Intervenuti alla manifestazione delle autonomie locali contro i tagli della Finanziaria, Epifani e Pezzotta hanno lanciato un vero e proprio affondo contro l'Esecutivo: sia per i contenuti della manovra sia per il metodo adottato dal Governo. «Prudentemente avevamo fissato lo sciopero a fine novembre, proprio per dare all'Esecutivo il tempo di aprire un confronto con noi», spiega Pezzotta, che con rabbia constata l'assenza di qualunque risposta da parte del Governo. «E quando si nega il ruolo di sindacati ed enti locali - afferma il leader della Cisl - si fa male al Paese e alla democrazia». Anche perchè «se nelle periferie italiane non siamo ancora arrivati alla situazione francese è proprio per la presenza di un sistema diffuso di autonomie locali e di un sociale organizzato». Ma tutto ciò, per Pezzotta, è messo a rischio dall'atteggiamento del Governo e dai tagli a Regioni, comuni e province: «Sbaglieremmo a pensare che il malessere sociale riguarda solo la Francia. Perchè anche in Italia ci sono periferie cariche di tensione, con le famiglie che faticano ad arrivare alla fine del mese, taglieggiate dai prezzi, dal caro energia, dagli affitti. E con le migliaia di giovani senza alcuna prospettiva ed emarginati».

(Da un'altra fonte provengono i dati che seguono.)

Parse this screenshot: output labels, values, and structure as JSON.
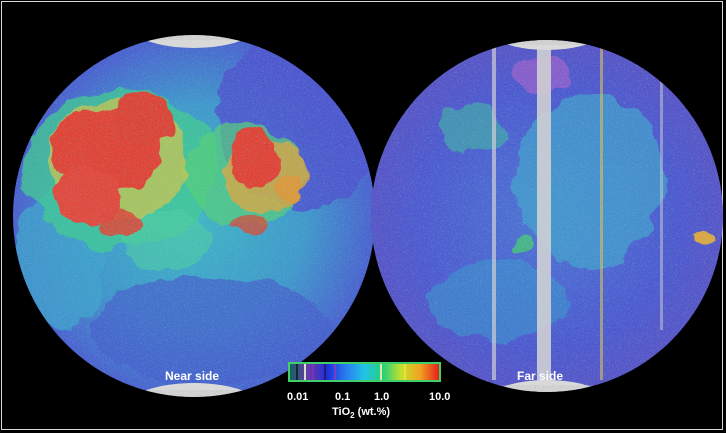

Un altro allarme è quello sui posti di lavoro a rischio: almeno 90.000 solo nel pubblico. «Nel settore della ricerca e dell'università - spiega Epifani - a rischiare sono 10.000 lavoratori a tempo indeterminato e 17.000 con contratti a progetto o di collaborazione. Nel settore enti locali sono almeno 50.000, tra lavoratori a tempo determinato e indeterminato». Per il leader della Cgil, poi, il Governo non mantiene gli impegni, a partire da quelli presi con i due accordi per il rinnovo dei contratti pubblici. «Siamo di fronte a una cultura della slealtà che mina la credibilità del complesso del nostro Paese». «E' chiaro - aggiunge - che serve un altro metodo di governo». Anche per il numero due della Uil, Adriano Musi, auspica un cambiamento di politica economica e sociale: «Qualcuno dice di cambiare il Governo. L'importante, comunque, è che si cambi».
Per l'Esecutivo si apre però un altro fronte, con Confindustria visibilmente preoccupata per il decreto fiscale. Per questo la Giunta di viale dell'Astronomia chiede di cambiare il nuovo trattamento per gli ammortamenti relativi all'avviamento, previsto nel provvedimento approvato ieri dal Senato. «L'aggravio derivante alle imprese - spiega Confindustria - rappresenta indubbiamente un disincentivo alla loro crescita dimensionale». La norma contenuta nel decreto fiscale prevede maggiori versamenti tributari e ha un impatto sulle imprese di 3,5 miliardi in tre anni, di cui 1,7 nel 2006.